A total of 64 patients received prophylaxis and treatment. Clinical criteria, such as contact history, active tuberculosis findings, diagnosis of tuberculosis lymphadenitis, latent and miliary tuberculosis, radiologic lung findings, immunosuppression status, steroid use, and PPD were evaluated to make this decision. In our study, we included the positivity of the Quantiferon test as one of the criteria for determining the global prevalence of latent tuberculosis, potential patient pool, and initiation of prophylaxis. This is because IGRA results and TST positivity are also considered important for these purposes.

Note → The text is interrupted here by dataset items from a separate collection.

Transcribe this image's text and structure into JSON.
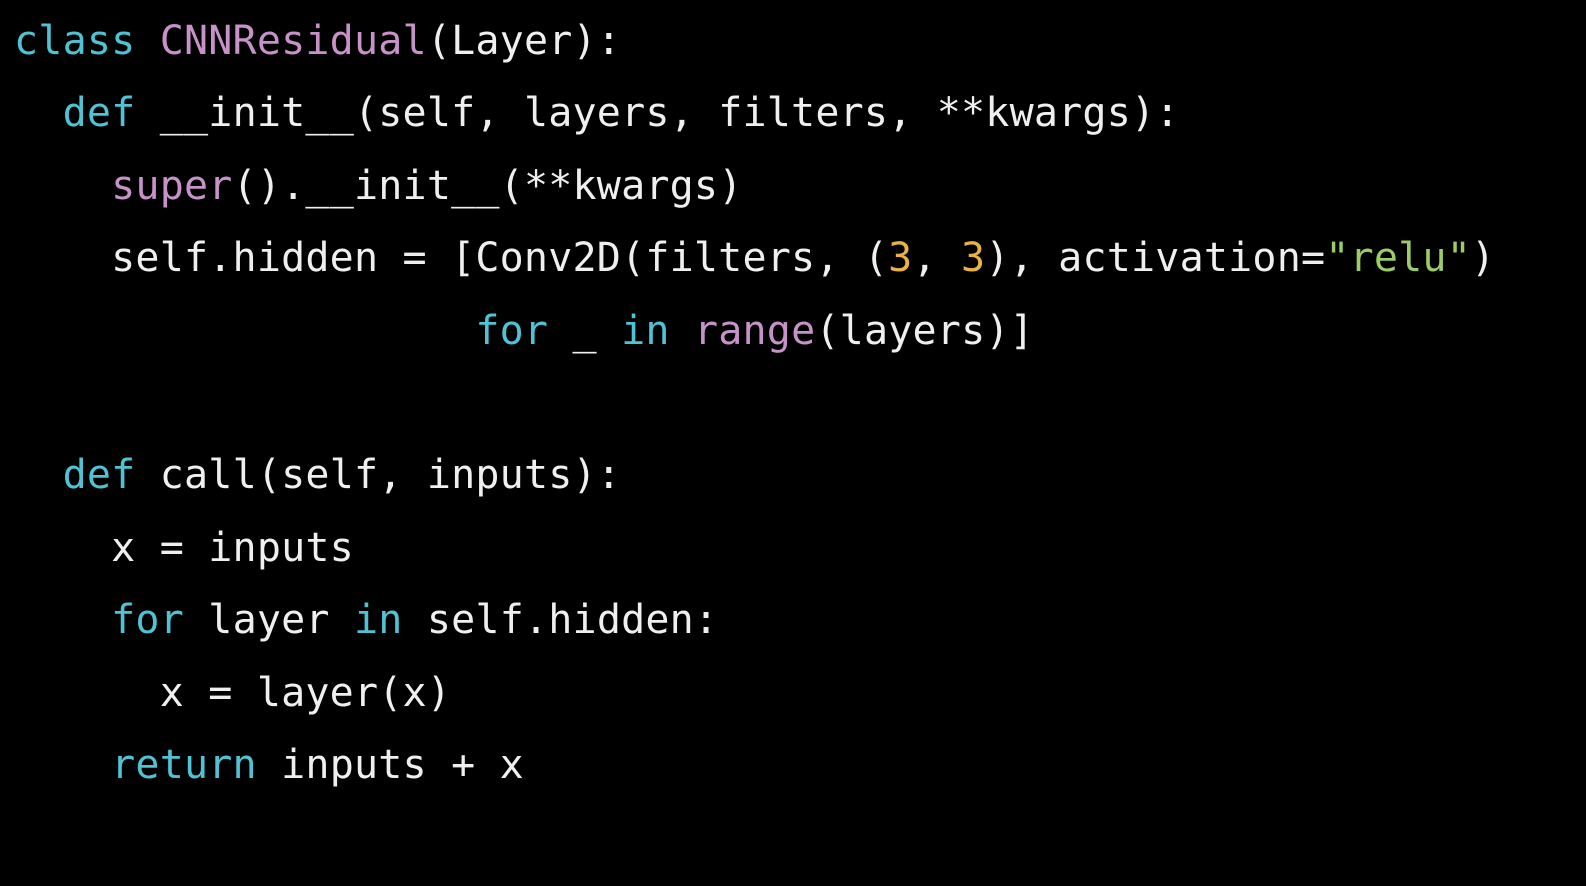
{
  "colors": {
    "background": "#000000",
    "keyword": "#4fc3d4",
    "builtin": "#c792c8",
    "number": "#e8b341",
    "string": "#9ccc65",
    "plain": "#efefef"
  },
  "lines": [
    [
      {
        "text": "class ",
        "kind": "keyword"
      },
      {
        "text": "CNNResidual",
        "kind": "builtin"
      },
      {
        "text": "(Layer):",
        "kind": "plain"
      }
    ],
    [
      {
        "text": "  ",
        "kind": "plain"
      },
      {
        "text": "def",
        "kind": "keyword"
      },
      {
        "text": " __init__(self, layers, filters, **kwargs):",
        "kind": "plain"
      }
    ],
    [
      {
        "text": "    ",
        "kind": "plain"
      },
      {
        "text": "super",
        "kind": "builtin"
      },
      {
        "text": "().__init__(**kwargs)",
        "kind": "plain"
      }
    ],
    [
      {
        "text": "    self.hidden = [Conv2D(filters, (",
        "kind": "plain"
      },
      {
        "text": "3",
        "kind": "number"
      },
      {
        "text": ", ",
        "kind": "plain"
      },
      {
        "text": "3",
        "kind": "number"
      },
      {
        "text": "), activation=",
        "kind": "plain"
      },
      {
        "text": "\"relu\"",
        "kind": "string"
      },
      {
        "text": ")",
        "kind": "plain"
      }
    ],
    [
      {
        "text": "                   ",
        "kind": "plain"
      },
      {
        "text": "for",
        "kind": "keyword"
      },
      {
        "text": " _ ",
        "kind": "plain"
      },
      {
        "text": "in",
        "kind": "keyword"
      },
      {
        "text": " ",
        "kind": "plain"
      },
      {
        "text": "range",
        "kind": "builtin"
      },
      {
        "text": "(layers)]",
        "kind": "plain"
      }
    ],
    [],
    [
      {
        "text": "  ",
        "kind": "plain"
      },
      {
        "text": "def",
        "kind": "keyword"
      },
      {
        "text": " call(self, inputs):",
        "kind": "plain"
      }
    ],
    [
      {
        "text": "    x = inputs",
        "kind": "plain"
      }
    ],
    [
      {
        "text": "    ",
        "kind": "plain"
      },
      {
        "text": "for",
        "kind": "keyword"
      },
      {
        "text": " layer ",
        "kind": "plain"
      },
      {
        "text": "in",
        "kind": "keyword"
      },
      {
        "text": " self.hidden:",
        "kind": "plain"
      }
    ],
    [
      {
        "text": "      x = layer(x)",
        "kind": "plain"
      }
    ],
    [
      {
        "text": "    ",
        "kind": "plain"
      },
      {
        "text": "return",
        "kind": "keyword"
      },
      {
        "text": " inputs + x",
        "kind": "plain"
      }
    ]
  ]
}
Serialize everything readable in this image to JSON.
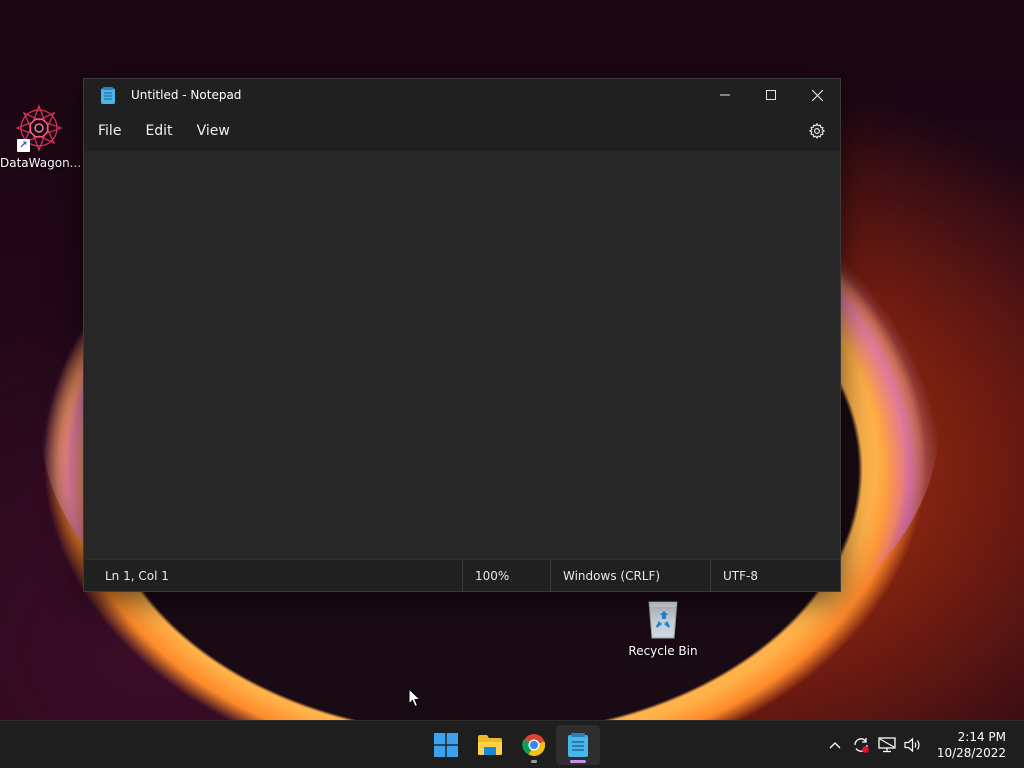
{
  "desktop": {
    "icons": [
      {
        "label": "DataWagon...",
        "icon": "datawagon-app-icon"
      },
      {
        "label": "Recycle Bin",
        "icon": "recycle-bin-icon"
      }
    ]
  },
  "window": {
    "title": "Untitled - Notepad",
    "app_icon": "notepad-icon",
    "controls": {
      "minimize": "minimize-icon",
      "maximize": "maximize-icon",
      "close": "close-icon"
    },
    "menu": [
      {
        "label": "File"
      },
      {
        "label": "Edit"
      },
      {
        "label": "View"
      }
    ],
    "settings_icon": "gear-icon",
    "editor_text": "",
    "status": {
      "position": "Ln 1, Col 1",
      "zoom": "100%",
      "line_ending": "Windows (CRLF)",
      "encoding": "UTF-8"
    }
  },
  "taskbar": {
    "apps": [
      {
        "name": "start",
        "icon": "windows-start-icon"
      },
      {
        "name": "file-explorer",
        "icon": "folder-icon"
      },
      {
        "name": "chrome",
        "icon": "chrome-icon"
      },
      {
        "name": "notepad",
        "icon": "notepad-icon",
        "active": true
      }
    ],
    "tray": {
      "icons": [
        "chevron-up-icon",
        "sync-icon",
        "network-icon",
        "volume-icon"
      ],
      "time": "2:14 PM",
      "date": "10/28/2022"
    }
  },
  "colors": {
    "window_bg": "#272727",
    "titlebar_bg": "#202020",
    "taskbar_bg": "#1e1e1e",
    "active_indicator": "#c88cf0"
  }
}
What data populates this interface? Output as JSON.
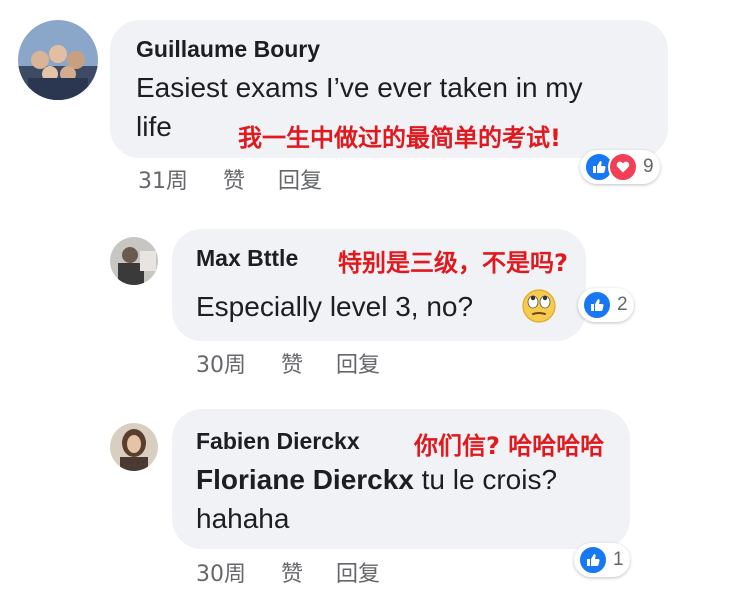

Seventeen patients diagnosed with tuberculosis were treated with combinations of INH, rifampicin (RIF), pyrazinamide (PZA), and ethambutol. Only three patients were found to have INH resistance. One limitation of our study was the lack of further follow-up of patients who received isoniazid prophylaxis and had a positive QFT-Plus or TST result, and were likely to have TB disease. However, the study’s strength lies in its inclusion of data on a large group of 581 children and adolescents aged 4 - 19 years.

Based on these data, the use of the Interferon-Gamma Release Assay Test may increase the effectiveness of screening for latent tuberculosis infection in children and adolescents presenting with different complaints and findings in high-risk regions, such as our country, where TB incidence is high and BCG vaccination is mandatory. Therefore, we believe that the use of IGRA is effective in planning childhood TB treatment.

The biggest limitation of our study was the lack of control over factors that may affect the diagnosis of TB, such as HIV status and malnutrition. Although there are studies indicating that there is no concordance between TST and IGRA positivity in immunocompromised patients, IGRA may be useful for the detection of LTBI in patients with negative TST due to immunosuppression [14] .

Although we consider IGRA as an alternative to TST and other microbiologic methods, we think that the lack of long-term data on the clinic of the patients who participated in the study is an issue that should be taken into consideration.

In conclusion, it is suggested that tests based on IFN-γ research demonstrate higher specificity than TST, are more associated with M. tuberculosis contact, and are superior in supporting clinical and radiologic findings. It is believed that IFN-γ tests will aid in the diagnosis of immunocompromised children and adolescent patients, particularly in groups prone to false negative TST results in terms of specificity and sensitivity, as observed in our study.

Conflicts of Interest

The authors declare no conflicts of interest regarding the publication of this paper.